The caption recites "Affidavit of Herbert E. Rudy, Vice President, Eaton Yale & Towne, Inc." Yet nowhere in the body of the affidavit, where facts are sworn to, is there any mention of Rudy being vice president of this company or having any connection whatever with it. The body of the affidavit merely recites the practice of Timberjack Machines, Inc., and Eaton Yale & Towne, Inc., as to insurance coverage, use of a conditional sales form and their promulgation to company personnel.
It is apparent that the affidavit fails to comply with Code Ann. 81A-156 (e) as to the requirement of personal knowledge.

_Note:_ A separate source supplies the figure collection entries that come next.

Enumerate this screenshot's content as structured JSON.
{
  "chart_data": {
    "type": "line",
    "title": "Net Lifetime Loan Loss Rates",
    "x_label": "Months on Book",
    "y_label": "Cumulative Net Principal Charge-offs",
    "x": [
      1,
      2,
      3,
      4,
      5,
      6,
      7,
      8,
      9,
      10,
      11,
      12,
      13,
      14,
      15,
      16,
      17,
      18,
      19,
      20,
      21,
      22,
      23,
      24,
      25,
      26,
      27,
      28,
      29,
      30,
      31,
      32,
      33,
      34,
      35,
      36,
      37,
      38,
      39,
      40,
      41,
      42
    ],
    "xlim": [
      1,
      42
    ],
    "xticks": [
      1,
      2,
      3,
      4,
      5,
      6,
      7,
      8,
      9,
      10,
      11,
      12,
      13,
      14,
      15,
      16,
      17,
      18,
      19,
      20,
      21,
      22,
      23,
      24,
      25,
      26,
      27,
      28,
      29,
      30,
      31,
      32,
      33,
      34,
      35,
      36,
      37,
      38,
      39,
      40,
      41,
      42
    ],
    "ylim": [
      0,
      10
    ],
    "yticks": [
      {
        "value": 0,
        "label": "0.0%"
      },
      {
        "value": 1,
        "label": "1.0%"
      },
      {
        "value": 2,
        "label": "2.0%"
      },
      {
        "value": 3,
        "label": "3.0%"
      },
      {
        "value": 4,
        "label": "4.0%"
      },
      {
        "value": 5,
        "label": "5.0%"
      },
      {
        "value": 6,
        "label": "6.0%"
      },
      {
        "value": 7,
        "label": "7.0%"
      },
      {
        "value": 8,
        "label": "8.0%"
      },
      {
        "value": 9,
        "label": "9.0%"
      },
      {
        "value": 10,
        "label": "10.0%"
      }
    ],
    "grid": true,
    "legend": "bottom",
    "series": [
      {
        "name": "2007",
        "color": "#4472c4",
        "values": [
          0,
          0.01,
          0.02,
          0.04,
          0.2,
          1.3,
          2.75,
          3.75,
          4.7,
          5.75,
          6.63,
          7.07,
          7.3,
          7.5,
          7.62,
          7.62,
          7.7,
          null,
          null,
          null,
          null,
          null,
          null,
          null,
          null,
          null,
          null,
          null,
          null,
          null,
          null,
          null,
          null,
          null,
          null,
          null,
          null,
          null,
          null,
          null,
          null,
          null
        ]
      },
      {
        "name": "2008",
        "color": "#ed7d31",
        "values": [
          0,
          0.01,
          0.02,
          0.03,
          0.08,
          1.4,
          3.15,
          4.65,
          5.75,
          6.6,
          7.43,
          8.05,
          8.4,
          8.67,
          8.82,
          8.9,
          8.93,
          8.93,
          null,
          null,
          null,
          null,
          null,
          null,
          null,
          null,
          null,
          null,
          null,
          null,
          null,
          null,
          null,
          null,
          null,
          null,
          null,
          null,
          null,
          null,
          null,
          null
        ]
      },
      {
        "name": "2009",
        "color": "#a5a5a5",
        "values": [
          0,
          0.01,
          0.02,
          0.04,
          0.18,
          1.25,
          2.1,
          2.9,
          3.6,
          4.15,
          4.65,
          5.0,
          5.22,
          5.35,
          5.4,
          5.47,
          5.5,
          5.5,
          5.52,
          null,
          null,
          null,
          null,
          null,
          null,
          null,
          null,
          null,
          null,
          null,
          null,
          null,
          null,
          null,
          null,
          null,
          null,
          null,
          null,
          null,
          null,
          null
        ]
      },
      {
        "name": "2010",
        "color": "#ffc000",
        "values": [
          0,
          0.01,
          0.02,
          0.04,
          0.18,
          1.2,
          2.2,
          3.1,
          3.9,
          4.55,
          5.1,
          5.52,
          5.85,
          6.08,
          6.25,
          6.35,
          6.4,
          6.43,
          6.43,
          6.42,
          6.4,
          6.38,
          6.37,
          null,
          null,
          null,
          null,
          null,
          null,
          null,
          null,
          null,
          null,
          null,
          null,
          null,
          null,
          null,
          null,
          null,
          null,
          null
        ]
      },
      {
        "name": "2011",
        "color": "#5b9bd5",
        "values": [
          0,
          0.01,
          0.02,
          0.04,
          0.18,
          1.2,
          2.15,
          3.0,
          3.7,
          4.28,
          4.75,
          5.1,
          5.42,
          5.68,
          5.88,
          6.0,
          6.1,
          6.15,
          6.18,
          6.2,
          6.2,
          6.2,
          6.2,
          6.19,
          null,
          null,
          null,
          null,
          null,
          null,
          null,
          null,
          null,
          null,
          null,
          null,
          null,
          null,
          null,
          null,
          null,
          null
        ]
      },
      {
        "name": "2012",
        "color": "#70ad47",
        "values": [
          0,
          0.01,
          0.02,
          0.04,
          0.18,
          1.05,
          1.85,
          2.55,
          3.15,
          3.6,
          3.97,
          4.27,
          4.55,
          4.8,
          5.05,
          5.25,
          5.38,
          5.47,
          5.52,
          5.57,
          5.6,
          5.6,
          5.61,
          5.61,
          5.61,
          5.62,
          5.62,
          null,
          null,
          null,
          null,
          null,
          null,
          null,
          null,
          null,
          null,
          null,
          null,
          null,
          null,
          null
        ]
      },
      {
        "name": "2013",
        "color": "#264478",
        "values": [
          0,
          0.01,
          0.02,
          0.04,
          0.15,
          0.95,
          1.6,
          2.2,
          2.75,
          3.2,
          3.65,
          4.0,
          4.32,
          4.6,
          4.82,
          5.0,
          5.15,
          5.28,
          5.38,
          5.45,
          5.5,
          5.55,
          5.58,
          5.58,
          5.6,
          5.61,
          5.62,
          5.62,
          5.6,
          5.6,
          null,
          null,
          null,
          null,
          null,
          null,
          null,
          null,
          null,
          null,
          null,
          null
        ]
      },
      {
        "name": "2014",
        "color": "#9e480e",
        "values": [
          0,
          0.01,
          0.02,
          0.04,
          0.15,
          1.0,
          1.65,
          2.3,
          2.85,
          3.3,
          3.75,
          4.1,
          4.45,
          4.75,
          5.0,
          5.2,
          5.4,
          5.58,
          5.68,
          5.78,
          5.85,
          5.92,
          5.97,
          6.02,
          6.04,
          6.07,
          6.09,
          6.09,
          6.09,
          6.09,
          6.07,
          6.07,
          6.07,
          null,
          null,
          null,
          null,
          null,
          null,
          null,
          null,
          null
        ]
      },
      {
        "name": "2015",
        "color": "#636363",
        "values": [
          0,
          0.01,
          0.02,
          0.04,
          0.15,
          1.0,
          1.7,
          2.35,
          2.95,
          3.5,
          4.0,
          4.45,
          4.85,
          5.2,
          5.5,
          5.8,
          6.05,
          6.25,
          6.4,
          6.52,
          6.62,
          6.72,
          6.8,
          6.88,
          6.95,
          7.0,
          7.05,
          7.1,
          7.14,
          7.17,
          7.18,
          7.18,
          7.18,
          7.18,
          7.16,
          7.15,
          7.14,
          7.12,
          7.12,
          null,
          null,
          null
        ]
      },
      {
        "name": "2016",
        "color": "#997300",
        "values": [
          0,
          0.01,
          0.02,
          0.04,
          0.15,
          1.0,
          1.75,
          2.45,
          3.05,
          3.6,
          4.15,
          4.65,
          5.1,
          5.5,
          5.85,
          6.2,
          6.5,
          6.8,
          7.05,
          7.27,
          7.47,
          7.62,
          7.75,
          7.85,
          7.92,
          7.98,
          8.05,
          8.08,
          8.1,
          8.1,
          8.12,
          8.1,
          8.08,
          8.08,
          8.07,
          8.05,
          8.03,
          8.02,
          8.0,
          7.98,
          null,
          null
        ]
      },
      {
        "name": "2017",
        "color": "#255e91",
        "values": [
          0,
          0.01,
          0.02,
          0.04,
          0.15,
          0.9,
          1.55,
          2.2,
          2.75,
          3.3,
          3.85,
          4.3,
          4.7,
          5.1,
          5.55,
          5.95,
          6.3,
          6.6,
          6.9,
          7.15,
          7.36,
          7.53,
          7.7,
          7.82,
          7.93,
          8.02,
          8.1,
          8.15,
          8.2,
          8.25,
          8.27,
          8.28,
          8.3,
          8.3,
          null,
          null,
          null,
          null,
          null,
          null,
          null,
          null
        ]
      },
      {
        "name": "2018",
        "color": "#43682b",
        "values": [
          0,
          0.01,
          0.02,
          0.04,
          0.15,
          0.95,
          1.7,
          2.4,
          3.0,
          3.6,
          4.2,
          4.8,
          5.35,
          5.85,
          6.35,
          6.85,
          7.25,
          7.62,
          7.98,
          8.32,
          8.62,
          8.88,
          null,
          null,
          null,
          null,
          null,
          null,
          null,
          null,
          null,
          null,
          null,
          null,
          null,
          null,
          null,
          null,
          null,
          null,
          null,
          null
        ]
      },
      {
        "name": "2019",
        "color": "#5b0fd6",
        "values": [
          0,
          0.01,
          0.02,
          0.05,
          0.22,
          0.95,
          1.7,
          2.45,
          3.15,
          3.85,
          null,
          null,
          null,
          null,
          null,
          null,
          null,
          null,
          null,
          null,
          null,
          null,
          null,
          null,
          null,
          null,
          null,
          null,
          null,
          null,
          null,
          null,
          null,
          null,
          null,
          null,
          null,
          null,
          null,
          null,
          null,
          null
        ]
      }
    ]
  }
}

In Hancock v. Hancock, 223 Ga. 481
, 487 (156 SE2d 354
) it was said: "Nowhere in the affidavit is it recited or shown affirmatively that this statement was made on personal knowledge and that the affiant is competent to testify as to the matters stated in it, as required . . . From all that appears this statement is a mere conclusion, not as to a fact to which the plaintiff could testify." See also, Chandler v. Gately, 119 Ga. App. 513
, 516 (167 SE2d 697
Under these circumstances this affidavit does not provide any support for summary judgment.
3. In view of the foregoing it cannot he said that there is no genuine issue of material fact and that the movant is entitled to a judgment as a matter of law. Therefore denial of the motion was proper.
Judgment affirmed. All the Justices concur, except Mobley, P. J., disqualified.